Appelmarkt bringt den Duft aus Kindertagen zurück

Der Apfelmarkt rund um die Burg Klempenow hat sich zum Besuchermagneten gemausert – und Organisatorin Tine Löber geholfen, Kindheitserinnerungen wieder lebendig werden zu lassen.

Ein Frucht-Mandala soll auch am Sonnabend mit Hilfe der Besucher des 20. Appelmarktes in Klempenow wieder entstehen - bei gutem Wetter natürlich unter freiem Himmel.
Verein Kultur Transit 96 Ein Frucht-Mandala soll auch am Sonnabend mit Hilfe der Besucher des 20. Appelmarktes in Klempenow wieder entstehen - bei gutem Wetter natürlich unter freiem Himmel.

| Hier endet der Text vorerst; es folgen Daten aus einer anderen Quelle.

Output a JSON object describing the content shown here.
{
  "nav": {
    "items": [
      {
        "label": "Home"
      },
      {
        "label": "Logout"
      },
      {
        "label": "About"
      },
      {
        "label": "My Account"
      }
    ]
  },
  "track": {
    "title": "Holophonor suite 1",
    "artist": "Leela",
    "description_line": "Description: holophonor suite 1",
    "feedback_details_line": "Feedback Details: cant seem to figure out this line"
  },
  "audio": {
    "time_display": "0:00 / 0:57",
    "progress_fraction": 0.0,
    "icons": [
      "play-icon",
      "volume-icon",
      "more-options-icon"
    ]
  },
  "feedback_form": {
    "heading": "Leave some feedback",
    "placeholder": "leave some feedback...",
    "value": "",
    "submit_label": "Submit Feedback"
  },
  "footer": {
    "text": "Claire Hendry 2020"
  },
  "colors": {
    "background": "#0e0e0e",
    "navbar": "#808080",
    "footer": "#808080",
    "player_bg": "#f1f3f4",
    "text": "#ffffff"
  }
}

Ausgerechnet der Appelmarkt, den Tine Löber zusammen mit ihrem Mann Jochen in diesem Jahr zum 20. Mal organisiert, hat sie auf die richtige Spur gebracht. „Ich habe meine Birnensorte Williams Christ wiederentdeckt“, berichtet die Alt Tellinerin. Denn sie hatte diesen Duft in der Nase, der sie seit Kindertagen immer wieder begleitet hatte.

Eine Sortenbestimmung sorgte für die Erkenntnis, welche Früchte Tine Löber quasi "in der Nase haften geblieben" sind. Die Sortenbestimmung soll es auch am kommenden Sonnabend, dem 5. Oktober, zum 20. Appelmarkt rund um die Burg Klempenow wieder geben. Eine Birnen- und Quittenausstellung kommt noch dazu, und natürlich die Pomologen, zu denen seit Jahren Hunderte Besucher ihre Äpfel aus den heimischen Gärten schleppen, um sie bestimmen zu lassen.

Dass sich der Appelmarkt einmal als derartiger Besuchermagnet entpuppt, damit hätten die Löbers nicht gerechnet – damals, Anfang der 90er-Jahre. Ideen und Anregungen hatten sie sich einst von Baumschulen in Süddeutschland geholt. Obstorten und deren Vielfalt sollten einfach in den Mittelpunkt gerückt werden. Das gelang – und noch mehr. „Aus dieser Idee ist eine geniale Mischung geworden – aus Äpfeln, Früchten, Erntedank, Herbst und Kunsthandwerk“, erklärt Tine Löber. Sie beschreibt den Appelmarkt als letztes großes Fest im Freien, wo sich jeder noch einmal ausgiebig an der frischen Luft sehen lassen wolle, sagt sie und fügt hinzu: „Ehe dann die kalte Jahreszeit wieder den Nordosten durchschüttelt“.